I am working a chart with the stitch numbers written at the bottom number 1 to 20. The round number is on the right from number 1 to 15. I am using circular needles and working the chart from the bottom right to the left then onto round 2 working right to left. There are 120 stitches on the circular needles as I start the chart. The chart is a snowflake pattern but it doesn`t look like a snowflake when I finish. I am doing fair isle knitting with four colours. I understand how to work the four colours into the chart. I am knitting using the four colours but I must be misinterpreting the chart somehow, butI`m not sure what I am doing wrong? Any suggestions…
Without a photo it’s hard to know exactly what the issue is, but based on the description, I think it could be the gauge/tension. If your stitch and row gauge differ from the pattern the chart appears in, the proportions of the snowflake could be distorted. This could also be helped in the blocking stage, but that is no guarantee. Check your gauge against the pattern and see how different that is, and additionally double check that you still have the same number of stitches on you needles as you go along, as that could knock the chart pattern out of whack if there are accidentally added or lost stitches.
Hope this helps!
I’m starting to knit a chart or diagram would help a lot.
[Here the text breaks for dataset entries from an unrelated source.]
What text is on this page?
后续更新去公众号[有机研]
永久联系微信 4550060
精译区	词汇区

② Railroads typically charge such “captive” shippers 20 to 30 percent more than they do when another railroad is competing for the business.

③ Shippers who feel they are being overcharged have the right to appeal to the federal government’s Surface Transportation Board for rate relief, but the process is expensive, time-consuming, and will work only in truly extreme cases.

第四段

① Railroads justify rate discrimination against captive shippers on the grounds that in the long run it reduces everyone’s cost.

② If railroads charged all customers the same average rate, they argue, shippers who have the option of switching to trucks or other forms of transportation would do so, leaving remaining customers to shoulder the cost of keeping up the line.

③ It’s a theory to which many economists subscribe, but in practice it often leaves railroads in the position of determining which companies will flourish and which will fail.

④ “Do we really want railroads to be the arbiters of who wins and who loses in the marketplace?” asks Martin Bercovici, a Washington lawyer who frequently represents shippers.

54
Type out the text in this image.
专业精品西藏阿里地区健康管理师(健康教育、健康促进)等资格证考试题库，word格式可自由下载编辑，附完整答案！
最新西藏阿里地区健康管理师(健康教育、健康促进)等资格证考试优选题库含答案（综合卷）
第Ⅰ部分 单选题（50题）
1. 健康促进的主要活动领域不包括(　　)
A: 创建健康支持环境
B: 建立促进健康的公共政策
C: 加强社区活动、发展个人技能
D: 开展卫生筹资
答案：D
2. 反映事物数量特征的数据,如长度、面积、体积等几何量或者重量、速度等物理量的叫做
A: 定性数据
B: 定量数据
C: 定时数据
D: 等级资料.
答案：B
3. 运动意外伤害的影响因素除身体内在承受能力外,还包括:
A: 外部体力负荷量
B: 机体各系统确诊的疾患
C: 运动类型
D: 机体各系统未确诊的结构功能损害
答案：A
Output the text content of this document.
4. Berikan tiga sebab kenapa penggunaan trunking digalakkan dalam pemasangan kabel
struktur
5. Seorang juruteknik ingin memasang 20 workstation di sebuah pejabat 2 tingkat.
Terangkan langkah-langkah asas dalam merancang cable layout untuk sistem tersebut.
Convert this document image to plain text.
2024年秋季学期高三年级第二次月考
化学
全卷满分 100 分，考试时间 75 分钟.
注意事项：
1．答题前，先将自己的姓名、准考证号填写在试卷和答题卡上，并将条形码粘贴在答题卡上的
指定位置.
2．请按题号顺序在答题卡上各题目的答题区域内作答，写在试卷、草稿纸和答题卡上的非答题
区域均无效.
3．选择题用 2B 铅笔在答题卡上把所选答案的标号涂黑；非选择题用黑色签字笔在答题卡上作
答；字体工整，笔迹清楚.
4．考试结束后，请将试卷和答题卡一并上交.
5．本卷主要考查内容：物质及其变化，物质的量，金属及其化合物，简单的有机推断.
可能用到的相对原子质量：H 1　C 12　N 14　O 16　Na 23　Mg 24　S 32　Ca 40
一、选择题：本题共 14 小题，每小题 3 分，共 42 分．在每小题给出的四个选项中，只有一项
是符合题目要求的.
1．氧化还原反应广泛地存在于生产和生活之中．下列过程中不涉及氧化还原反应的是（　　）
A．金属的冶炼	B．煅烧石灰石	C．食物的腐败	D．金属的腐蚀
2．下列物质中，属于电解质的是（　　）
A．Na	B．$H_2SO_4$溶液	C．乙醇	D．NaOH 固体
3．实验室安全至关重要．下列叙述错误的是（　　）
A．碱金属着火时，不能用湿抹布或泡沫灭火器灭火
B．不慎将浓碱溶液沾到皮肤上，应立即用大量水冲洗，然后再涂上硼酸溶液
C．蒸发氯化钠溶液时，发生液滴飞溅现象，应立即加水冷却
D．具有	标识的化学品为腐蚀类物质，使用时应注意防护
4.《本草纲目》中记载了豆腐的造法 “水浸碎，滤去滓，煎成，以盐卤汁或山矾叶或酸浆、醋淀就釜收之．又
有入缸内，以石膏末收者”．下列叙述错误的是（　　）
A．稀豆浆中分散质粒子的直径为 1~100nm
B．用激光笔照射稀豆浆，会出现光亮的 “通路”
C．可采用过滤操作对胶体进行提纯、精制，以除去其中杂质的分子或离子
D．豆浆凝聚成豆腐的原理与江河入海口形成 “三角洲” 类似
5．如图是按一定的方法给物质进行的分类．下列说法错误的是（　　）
I have a chart for a piece knitted flat. The “1” is on the left side of the chart, 2 on the right side; so am I correct in that I will start with a ‘wrong side’ row, and the even numbers will be the ‘right’ side?
Do you read the chart from top to bottom if you are knitting a sweater from top to bottom on circular needles or the usual way bottom to top thank you jacqueline
I am working on a pattern that calls for steeking ( so clearly knit in the round) but I did notice the chart was written as if for flat knitting, assuming it was an editorial error. Then I noticed the starting stitch counts for each size are not able to be divided by the stitch repeat count of 34 in the chart. Am I missing something? I am not a total newbie to working charts, so I am stumped.
How do you work four stitches missing at the beginning of a row on a knitting chart. The previous row had four stitches at the end of the row where the next one starts back in the other directipn.
I’m knitting a table runner with a chart. It’s straight knitting, not in the round. All consecutive numbers are on the right side of the chart. No numbers are skipped. Does this mean that you start each row from the right side of the chart?
Please excuse my ignorance if the answer is obvious, but how do I tell the multiple on a fair isle chart? Thank you in advance
Right side rows, read from right to left. Wrong side rows, read from left to right.